The Task: Take and load, using MySQL, a flatfile of over 450 colums and over 145,000 rows of data and put it into a staging table.
The Conditions: The data may not be altered prior to the staging load, or in the staging load. Only when the data is loaded from staging to the final tables may it be altered. Don’t ask why.
The End Platform: MySQL on a Linux OS base.
Of course, one of the most important things was the understanding that though I am faster and more knowledgable with Windows systems, the end result must exist on Linux. Thankfully MySQL runs on both platforms, and it’s command line engine works the same (with the exception of file location syntax and directory access permissions, but these are solvable issues) so I can test and design on Windows, and then port to Linux with a minimum of alteration required.

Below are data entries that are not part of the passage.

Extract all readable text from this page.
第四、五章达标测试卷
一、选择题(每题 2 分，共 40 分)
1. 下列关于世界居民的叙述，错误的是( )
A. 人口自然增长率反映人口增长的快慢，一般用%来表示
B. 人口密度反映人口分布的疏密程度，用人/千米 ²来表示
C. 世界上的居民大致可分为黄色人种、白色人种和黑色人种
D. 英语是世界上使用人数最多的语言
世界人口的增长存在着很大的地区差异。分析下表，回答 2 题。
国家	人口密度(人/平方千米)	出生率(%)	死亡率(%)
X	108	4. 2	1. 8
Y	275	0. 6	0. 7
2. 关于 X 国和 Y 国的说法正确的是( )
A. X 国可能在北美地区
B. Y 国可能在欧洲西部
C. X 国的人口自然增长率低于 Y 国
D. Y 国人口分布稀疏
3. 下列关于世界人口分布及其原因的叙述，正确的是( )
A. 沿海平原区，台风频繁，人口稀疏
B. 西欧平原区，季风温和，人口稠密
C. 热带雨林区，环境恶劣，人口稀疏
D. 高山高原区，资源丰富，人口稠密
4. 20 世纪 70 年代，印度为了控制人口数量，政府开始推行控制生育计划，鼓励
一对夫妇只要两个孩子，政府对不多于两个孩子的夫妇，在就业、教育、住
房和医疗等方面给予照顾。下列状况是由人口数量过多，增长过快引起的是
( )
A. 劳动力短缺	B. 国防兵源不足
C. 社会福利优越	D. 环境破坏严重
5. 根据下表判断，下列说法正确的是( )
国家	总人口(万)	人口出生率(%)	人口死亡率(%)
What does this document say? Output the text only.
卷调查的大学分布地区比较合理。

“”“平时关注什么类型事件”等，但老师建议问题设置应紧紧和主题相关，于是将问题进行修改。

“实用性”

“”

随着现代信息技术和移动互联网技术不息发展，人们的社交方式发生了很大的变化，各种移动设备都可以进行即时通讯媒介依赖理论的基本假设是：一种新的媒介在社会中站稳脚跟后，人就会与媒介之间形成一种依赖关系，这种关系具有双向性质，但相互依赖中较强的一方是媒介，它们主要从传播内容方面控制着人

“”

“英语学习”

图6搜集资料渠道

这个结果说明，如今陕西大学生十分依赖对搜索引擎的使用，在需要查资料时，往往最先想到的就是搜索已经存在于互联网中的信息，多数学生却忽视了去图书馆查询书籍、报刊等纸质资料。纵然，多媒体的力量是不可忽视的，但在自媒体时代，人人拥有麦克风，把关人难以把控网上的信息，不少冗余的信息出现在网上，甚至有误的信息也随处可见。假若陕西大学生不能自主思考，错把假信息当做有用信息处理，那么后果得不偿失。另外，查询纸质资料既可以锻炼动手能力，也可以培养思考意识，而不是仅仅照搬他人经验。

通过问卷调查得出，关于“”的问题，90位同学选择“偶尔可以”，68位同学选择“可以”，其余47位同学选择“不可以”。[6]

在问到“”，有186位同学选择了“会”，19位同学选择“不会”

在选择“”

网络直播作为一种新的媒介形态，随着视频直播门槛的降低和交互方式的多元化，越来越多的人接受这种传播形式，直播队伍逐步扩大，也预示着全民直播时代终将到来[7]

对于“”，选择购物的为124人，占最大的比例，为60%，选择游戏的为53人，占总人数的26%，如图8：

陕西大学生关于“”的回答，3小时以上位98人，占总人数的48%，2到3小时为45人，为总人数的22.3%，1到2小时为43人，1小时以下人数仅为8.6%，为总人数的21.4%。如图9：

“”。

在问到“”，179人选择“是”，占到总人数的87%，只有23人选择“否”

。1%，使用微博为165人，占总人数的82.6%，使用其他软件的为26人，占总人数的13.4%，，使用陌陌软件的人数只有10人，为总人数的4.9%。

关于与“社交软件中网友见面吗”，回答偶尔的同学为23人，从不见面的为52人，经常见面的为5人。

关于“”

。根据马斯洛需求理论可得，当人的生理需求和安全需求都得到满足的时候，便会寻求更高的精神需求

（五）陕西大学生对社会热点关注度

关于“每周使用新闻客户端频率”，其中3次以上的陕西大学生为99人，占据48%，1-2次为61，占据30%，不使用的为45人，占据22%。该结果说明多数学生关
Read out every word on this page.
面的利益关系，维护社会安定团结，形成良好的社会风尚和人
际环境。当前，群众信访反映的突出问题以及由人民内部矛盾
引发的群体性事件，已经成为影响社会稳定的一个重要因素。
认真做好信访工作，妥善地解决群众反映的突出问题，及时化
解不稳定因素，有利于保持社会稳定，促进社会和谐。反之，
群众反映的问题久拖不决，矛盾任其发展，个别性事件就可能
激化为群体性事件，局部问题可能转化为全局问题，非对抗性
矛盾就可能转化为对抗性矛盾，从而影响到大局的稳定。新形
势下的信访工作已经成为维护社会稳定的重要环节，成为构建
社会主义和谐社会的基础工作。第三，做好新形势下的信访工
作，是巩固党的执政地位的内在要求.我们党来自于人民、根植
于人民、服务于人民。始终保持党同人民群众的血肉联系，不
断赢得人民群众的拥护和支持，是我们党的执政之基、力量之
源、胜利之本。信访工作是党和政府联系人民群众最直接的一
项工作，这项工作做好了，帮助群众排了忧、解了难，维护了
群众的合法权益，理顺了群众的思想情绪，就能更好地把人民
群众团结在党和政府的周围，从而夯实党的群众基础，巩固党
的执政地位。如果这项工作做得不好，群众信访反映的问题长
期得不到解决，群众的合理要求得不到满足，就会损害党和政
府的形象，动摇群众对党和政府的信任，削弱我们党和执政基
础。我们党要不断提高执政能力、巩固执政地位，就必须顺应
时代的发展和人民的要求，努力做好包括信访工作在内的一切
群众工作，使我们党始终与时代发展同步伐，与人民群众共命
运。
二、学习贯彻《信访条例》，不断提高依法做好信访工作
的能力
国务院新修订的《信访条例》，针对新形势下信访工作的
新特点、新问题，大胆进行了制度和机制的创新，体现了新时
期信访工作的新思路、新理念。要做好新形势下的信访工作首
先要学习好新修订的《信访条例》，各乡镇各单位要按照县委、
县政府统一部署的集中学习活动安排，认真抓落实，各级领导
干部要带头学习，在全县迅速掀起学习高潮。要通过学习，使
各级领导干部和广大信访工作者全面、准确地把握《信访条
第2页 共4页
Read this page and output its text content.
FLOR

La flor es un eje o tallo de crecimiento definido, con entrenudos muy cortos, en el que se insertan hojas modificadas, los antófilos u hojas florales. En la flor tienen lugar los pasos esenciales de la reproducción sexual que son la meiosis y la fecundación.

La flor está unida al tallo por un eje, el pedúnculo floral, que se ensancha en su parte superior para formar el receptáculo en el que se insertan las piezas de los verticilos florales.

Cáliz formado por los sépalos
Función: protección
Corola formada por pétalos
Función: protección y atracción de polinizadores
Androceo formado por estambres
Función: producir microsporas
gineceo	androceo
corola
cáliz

The data file given to me was, in the words of one of the project leads ‘a horrendous example of a file that is NOT 3NF (3rd Normal Form)’ This was an accurate assesment. Intially I saw a very large file, that used a poor choice of field delimiter. Using CSVed to easily strip out the first row (header names) I was able to construct a table creation script, keeping it as close ot the original names as I could, only replacing spaces with underscores, removing potential reserved or special character conflicts to reduce potential problems. Notepad and Wordpad crash even attempting to load the main file, and even Word itself was very argumentative. So CSVed was a good thing to have, even though it too had some minor problems, mainly display issues, with the file given it’s size. Cross your fingers, and try an intial load based on first guesses of the fields. And the result is so bad, it surpassed the MySQL hardcoded counters for errors and warnings at load. A little digging and we find some major culprits. A novel here and there in the notes fields, date fields that are strings, and number fields that are not long enough. Now it’s perfectly possible in MySQL to alter a column’s type and size through the command line. However, XAMPP (via phpMyAdmin) provides a way to do it graphically, and affect multiple rows at once easily, so it makes the job much faster. This was a tool of immense value to this task. I could also use it to purge the table of data to help keep the memory footprint lower during the testing and working out of the problems.
A few column setting changes later and I got the errors lower, but not by much. So, using Excel (2007 is the only option since previous versions cannot process more than 65535 rows very well, if at all) and a file of notes, I looked at every single column and adjusted sizes. Given the column count and contents, I had to be concerned with the max size limit per record imposed by MySQL as well as max field size. The later I could work around by use of a different datatype, akin to BLOB or CLOB in Oracle, the former though was something to keep track of. After going through it all, I still had an immense number of errors. So I try something simple, I added a dummy column to the end of the table, and in a single step the error count dropped to a mere 6000 errors and warnings. Progress is good.
The problem still remained where all these errors were and what was causing them. The solution was arduous, but the safest. Manually extract and test the records from the master file and separate the good from the bad. In small situations this isn’t a big deal, but we were talking over 145,000 records. Testing them 300 at a time still took a while. The relative small number was due to the fact that the MySQL warning display defaults to only showing the first 64 errors or warnings, so I had to reduce the number of attempted records to be able to see and affect the changes needed to find truly bad records. In the end I was able to isolate the roughly 220 bad records and set them aside. Reassembling the test files back together I tested the ‘good’ records, and got zero load warnings. Good. Beginning with the bad records, I was able to isolate a few dozen that were simply caused by incorrect field lengths, since after all, phone numbers are supposed to be 35 characters long, aren’t they? Fixing those, I got down to a mere 195 bad records, less than .2 percent of the total. Acceptable in most circles. The remaining bad records were attributed to either more columns than needed, fewer columns than needed, or data shifting (after a point all data is one column to the left or right of where it should be). Sent the bad records back to the boss, and tested the results of the good data on the Linux test box, with success. Now to just await the next task while streamlining this one a bit more.